71,068,767 Shares of Common Stock

 

 

This prospectus supplement updates, supersedes and amends certain information contained in the prospectus dated December 29, 2023 (the “Original Prospectus”), relating to the offering on a resale basis of up to (i) 26,207,050 shares of common stock, par value $0.001 per share (the “Common Stock”), issuable upon conversion of $40,883,000 principal amount of the 11.00%/13.00% Convertible Senior Secured Notes due 2028 (the “2028 Convertible Notes”) of Biora Therapeutics, Inc. (the “Company”), (ii) 27,384,927 shares of Common Stock that may be issuable (A) in respect of interest payments or make-whole amounts on the 2028 Convertible Notes that the Company settles in shares of Common Stock or (B) upon conversion of, or in respect of, interest payments or make-whole amounts on any additional 2028 Convertible Notes issuable with respect to interest payments on the 2028 Convertible Notes that are settled in kind (all such shares, the “Interest Payment and Make-Whole Shares”), (iii) 7,352,941 shares of Common Stock issuable upon the exercise of warrants to purchase Common Stock with a term of five years that are exercisable six months from the date of issuance and an exercise price of $1.36 per share (the “Commitment Warrants”), (iv) 5,084,613 shares of Common Stock issuable upon the exercise of warrants to purchase Common Stock with a term of five years and an exercise price of $5.00 per share, and (v) 5,039,236 shares of Common Stock issuable upon the exercise of warrants to purchase Common Stock with a term of five years and an exercise price of $5.50 per share. Certain of the Commitment Warrants have been amended as described below under “Amendments to Existing Warrants.”

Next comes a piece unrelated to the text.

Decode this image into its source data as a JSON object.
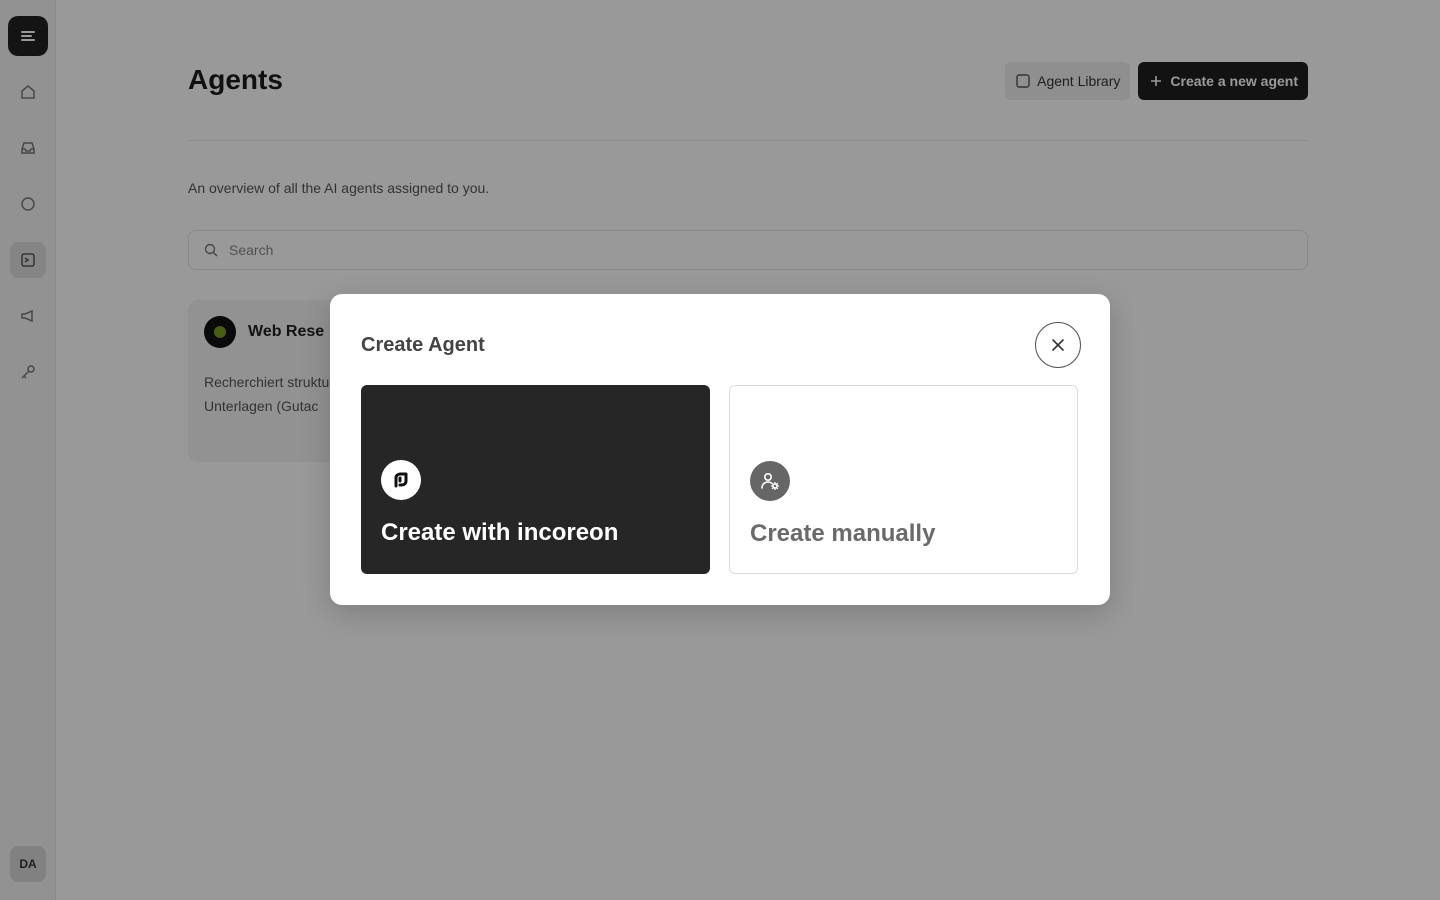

This prospectus supplement should be read in conjunction with the Original Prospectus, and is qualified by reference to the Original Prospectus, except to the extent that the information presented herein supersedes the information contained in the Original Prospectus. This prospectus supplement is not complete without, and may only be delivered or used in connection with, the Original Prospectus, including any amendments or supplements thereto. We may amend or supplement the Original Prospectus from time to time by filing amendments or supplements as required. You should read the entire Original Prospectus and any amendments or supplements carefully before you make an investment decision.

Our Common Stock is listed on the Nasdaq Global Market under the symbol “BIOR.” On March 28, 2024, the last reported sale price of our Common Stock on the Nasdaq Global Market was $1.10 per share.

 

 

Investing in our securities involves a high degree of risk. See “Risk Factors” in the Original Prospectus and documents incorporated therein by reference for a discussion of such risk factors, which factors should be read carefully in connection with an investment in our securities.

Neither the Securities and Exchange Commission nor any state securities commission has approved or disapproved of these securities or passed upon the accuracy or adequacy of this prospectus supplement or the accompanying prospectus. Any representation to the contrary is a criminal offense.


AMENDMENTS TO EXISTING WARRANTS

This prospectus supplement is being filed to disclose the following:

On March 31, 2024, we entered into a warrant amendment agreement (the “Warrant Amendment Agreement”) with an institutional investor under which the Company agreed to amend certain outstanding warrants, including warrants to purchase up to an aggregate of 2,322,059 shares of Common Stock that were previously issued in December 2023 with an exercise price of $1.36 per share.

Under the Warrant Amendment Agreement, with respect to Commitment Warrants to purchase up to an aggregate of 2,322,059 shares of Common Stock held by an institutional investor, the Company agreed to (i) lower the exercise price of such Commitment Warrants to $1.10 per share, (ii) provide that such Commitment Warrants, as amended, will not be exercisable until the Company receives approval from its stockholders with respect to the issuance of shares of Common Stock issuable upon exercise of the amended Commitment Warrants (such date, the “Stockholder Approval Date”) and (iii) extend the original expiration date of such Commitment Warrants to be five (5) years following the Stockholder Approval Date. These amendments became effective on March 31, 2024.